Saturday, 10 November 2018

Tana French - The Wych Elm


Rating: 5/5

Review:
Another outstanding novel from Tana French

This is another outstanding book from Tana French. I think her Dublin Murder Squad series has been excellent and this stand-alone book is just as good. It’s a psychological thriller which of itself would have put me off rather; dd to this a description including a damaged, unreliable narrator and dark family secrets coming to light and frankly, if it had been by almost anyone else I wouldn’t have bothered. However, French takes these well-worn tropes and makes something rich and rewarding from them.

The plot revolves around the narrator, Toby, a good looking, intelligent young man from a comfortable, supportive family whose life so far has been an easy cruise, smoothed by circumstance and easy charm. However, at the very start of the book he suffers a head trauma which changes everything. This is followed by a grisly discovery in the garden of a family house; the police investigate and slowly a past of which Toby has been blissfully unaware begins to emerge.
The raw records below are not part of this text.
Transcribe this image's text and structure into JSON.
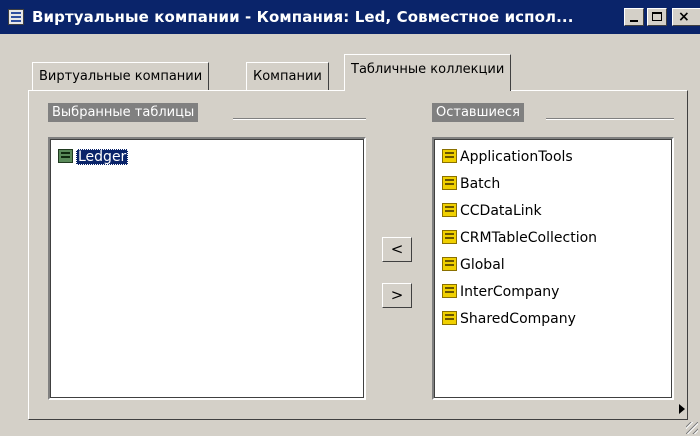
{
  "window": {
    "title": "Виртуальные компании - Компания: Led, Совместное испол...",
    "min_label": "",
    "max_label": "",
    "close_label": "×"
  },
  "tabs": [
    {
      "label": "Виртуальные компании",
      "active": false
    },
    {
      "label": "Компании",
      "active": false
    },
    {
      "label": "Табличные коллекции",
      "active": true
    }
  ],
  "selected_tables": {
    "label": "Выбранные таблицы",
    "items": [
      {
        "label": "Ledger",
        "icon": "green-table-icon",
        "selected": true
      }
    ]
  },
  "remaining": {
    "label": "Оставшиеся",
    "items": [
      {
        "label": "ApplicationTools",
        "icon": "yellow-table-icon"
      },
      {
        "label": "Batch",
        "icon": "yellow-table-icon"
      },
      {
        "label": "CCDataLink",
        "icon": "yellow-table-icon"
      },
      {
        "label": "CRMTableCollection",
        "icon": "yellow-table-icon"
      },
      {
        "label": "Global",
        "icon": "yellow-table-icon"
      },
      {
        "label": "InterCompany",
        "icon": "yellow-table-icon"
      },
      {
        "label": "SharedCompany",
        "icon": "yellow-table-icon"
      }
    ]
  },
  "buttons": {
    "move_left": "<",
    "move_right": ">"
  },
  "colors": {
    "face": "#d4d0c8",
    "title_bar": "#0a246a",
    "selection": "#0a246a"
  }
}
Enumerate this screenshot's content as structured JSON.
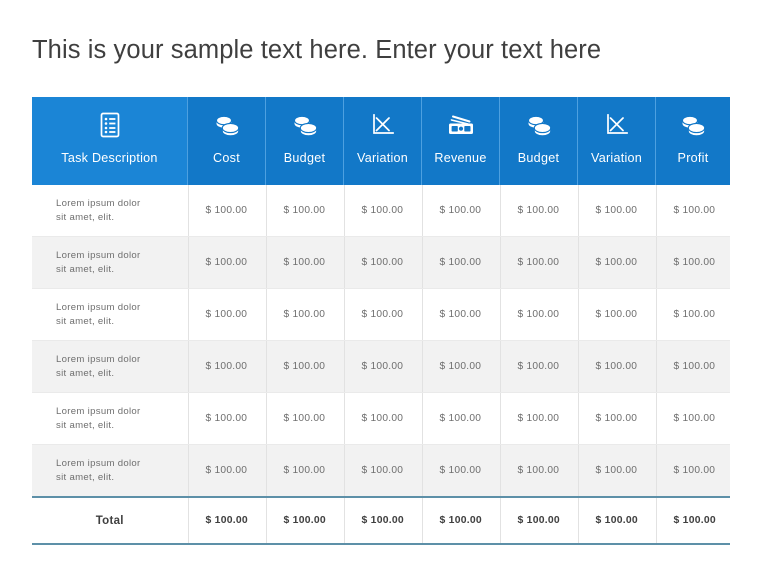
{
  "slide": {
    "title": "This is your sample text here. Enter your text here"
  },
  "table": {
    "columns": [
      {
        "label": "Task Description",
        "icon": "document-list-icon"
      },
      {
        "label": "Cost",
        "icon": "coins-icon"
      },
      {
        "label": "Budget",
        "icon": "coins-icon"
      },
      {
        "label": "Variation",
        "icon": "line-chart-icon"
      },
      {
        "label": "Revenue",
        "icon": "money-bill-icon"
      },
      {
        "label": "Budget",
        "icon": "coins-icon"
      },
      {
        "label": "Variation",
        "icon": "line-chart-icon"
      },
      {
        "label": "Profit",
        "icon": "coins-icon"
      }
    ],
    "rows": [
      {
        "desc_line1": "Lorem ipsum dolor",
        "desc_line2": "sit amet, elit.",
        "values": [
          "$ 100.00",
          "$ 100.00",
          "$ 100.00",
          "$ 100.00",
          "$ 100.00",
          "$ 100.00",
          "$ 100.00"
        ]
      },
      {
        "desc_line1": "Lorem ipsum dolor",
        "desc_line2": "sit amet, elit.",
        "values": [
          "$ 100.00",
          "$ 100.00",
          "$ 100.00",
          "$ 100.00",
          "$ 100.00",
          "$ 100.00",
          "$ 100.00"
        ]
      },
      {
        "desc_line1": "Lorem ipsum dolor",
        "desc_line2": "sit amet, elit.",
        "values": [
          "$ 100.00",
          "$ 100.00",
          "$ 100.00",
          "$ 100.00",
          "$ 100.00",
          "$ 100.00",
          "$ 100.00"
        ]
      },
      {
        "desc_line1": "Lorem ipsum dolor",
        "desc_line2": "sit amet, elit.",
        "values": [
          "$ 100.00",
          "$ 100.00",
          "$ 100.00",
          "$ 100.00",
          "$ 100.00",
          "$ 100.00",
          "$ 100.00"
        ]
      },
      {
        "desc_line1": "Lorem ipsum dolor",
        "desc_line2": "sit amet, elit.",
        "values": [
          "$ 100.00",
          "$ 100.00",
          "$ 100.00",
          "$ 100.00",
          "$ 100.00",
          "$ 100.00",
          "$ 100.00"
        ]
      },
      {
        "desc_line1": "Lorem ipsum dolor",
        "desc_line2": "sit amet, elit.",
        "values": [
          "$ 100.00",
          "$ 100.00",
          "$ 100.00",
          "$ 100.00",
          "$ 100.00",
          "$ 100.00",
          "$ 100.00"
        ]
      }
    ],
    "total": {
      "label": "Total",
      "values": [
        "$ 100.00",
        "$ 100.00",
        "$ 100.00",
        "$ 100.00",
        "$ 100.00",
        "$ 100.00",
        "$ 100.00"
      ]
    }
  },
  "colors": {
    "header_blue": "#1278c8",
    "header_blue_first": "#1b85d6",
    "header_divider": "#4da0e0",
    "total_rule": "#5d90a8",
    "alt_row": "#f2f2f2",
    "title_text": "#3f3f3f",
    "body_text": "#6f6f6f"
  }
}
This is a long book at over 500 pages and events unfold slowly, but it never dragged at all for me. French is brilliant at creating wholly believable characters and situations and her portrait of someone trying to come to terms with genuine struggle for the first time in his life is exceptionally good. Anyone who has had to watch someone they love go through a terminal illness will recognise that this, too, is superbly and sensitively done...and so on. And throughout all this runs an increasingly tense plot as Toby tries to piece events together. French writes lovely, unfussy but very evocative prose, and her ear for dialogue is superb, I think. I found it compulsively readable and utterly engrossing throughout.

In short, this is a very fine novel with crime as its driver but which is much, much more than just a thriller and is in a wholly different league from the usual “Gripping Psychological Thrillers.” It’s definitely one of my books of the year and very, very warmly recommended.